I think Hays describe BN's passing philosophy pretty well. Herbstreit also mentioned it live yesterday. The passing game is pretty much designed to fool the D and hope they make a mistake, lack the sophistication of a real, modern, passing game. It worked to a point at Sunbelt, but at higher level with better DC and more disciplined D, it hasn't worked very well, so far. And it's why in obvious passing downs, when the D is harder to fool, we're really bad. 1 for 13 bad (3rd and long), and the one accomplished in the 4th Q when Utah went preventive
Isn't this team that Utah team that is supposed to be the best team they've ever had? And isn't their defense supposed to be really good? I hope that's accurate becasue it bodes well for the Gators in future games.
I don’t know enough about football to attest if this is true or not. But if our strategy to win games is hoping the opponent makes mistakes, we are doomed before kickoff.
I'm no expert but the pump fakes last night were just bad. Like a straight jab from a dude with wrists bigger than his arms. You can't exactly ignore it, but it's not a real threat.
So our strategy/identity is based on hoping our opponents shoot themselves in the foot? Well, it’s our own dang team who ends up doing that C’mon bruh, I can’t believe we are back in this situation. We should be experts at this after having gone through 3, possibly 4, bad hires. If it smells like crap… it probably is
No, yesterday's Utah team is average at best, without Rising and the star TE. They were missing like 7-8 starters with a real weak secondary
BN's emphasis is on the running game. His passing strategy is so-so. Play-action based passing game is so 80s...
Negative. All offensive strategies are based on mismatches and the opponent making mistakes based on those mismatches. But doom away.
Big difference between hoping your opponent makes a mistake vs actively doing things that force your opponent to make said mistake.
This is literally what I wrote: But if our strategy to win games is hoping the opponent makes mistakes, we are doomed before kickoff.
NO, we shot ourselves in the foot. it means that our very fixable mistakes were not about the talent, or lack there of. We have a very good team that made a plethora of boneheaded mistakes... all fixable. But those mistakes will get worked out. I understand that some people expect perfection in the firs game of the year, but we need to play this year out completely before we start thinking about past coaching staffs and what went wrong with them. Give it a rest there were some very good things about this team that we should be looking forward to. Give the coaching mistakes crap a rest.

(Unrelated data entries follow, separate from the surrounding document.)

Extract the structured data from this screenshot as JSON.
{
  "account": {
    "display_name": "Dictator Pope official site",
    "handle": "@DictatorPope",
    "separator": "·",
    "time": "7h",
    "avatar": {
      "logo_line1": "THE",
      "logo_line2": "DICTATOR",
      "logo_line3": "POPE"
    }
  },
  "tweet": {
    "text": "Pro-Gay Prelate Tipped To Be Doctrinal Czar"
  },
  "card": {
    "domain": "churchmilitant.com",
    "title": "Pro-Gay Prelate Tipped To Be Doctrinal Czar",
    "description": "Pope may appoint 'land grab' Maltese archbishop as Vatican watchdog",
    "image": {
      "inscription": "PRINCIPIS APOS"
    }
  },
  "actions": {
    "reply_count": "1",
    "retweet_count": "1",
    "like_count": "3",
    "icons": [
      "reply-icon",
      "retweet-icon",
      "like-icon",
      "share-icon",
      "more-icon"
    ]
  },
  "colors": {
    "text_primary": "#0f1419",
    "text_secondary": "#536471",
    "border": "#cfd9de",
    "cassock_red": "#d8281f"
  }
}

Besides offensive philosophy, he is slow at getting in play calls and doesn't seem to understand the flow of the game. Stark contrast to Mullen who made Trask a first round pick. His offense made Richardson look mundane and we lost our returning OL (I think). Hope to see improvement by SEC. But I am getting flashbacks of, "do you know what a midline is" coach. Every positive yard is a struggle.
Of course winning cures all, but there are legitimate concerns with the preparation and discipline of this team so far.
The O strategy is sub-optimal, the tactics is sub-optimal. The preparation is sub-optimal. The so-called fixable mistakes belong to the tier-3 "preparation" category
Last years Utah team was better and at full strength and we found a way to beat them. For all the doom and gloom from last year we at least could hang our hat on beating them.
What's funny is UU had the perfect example of this on their first play of the game. Put Moten in a position to have to pick the under cross or the post over the top, and he made a mistake.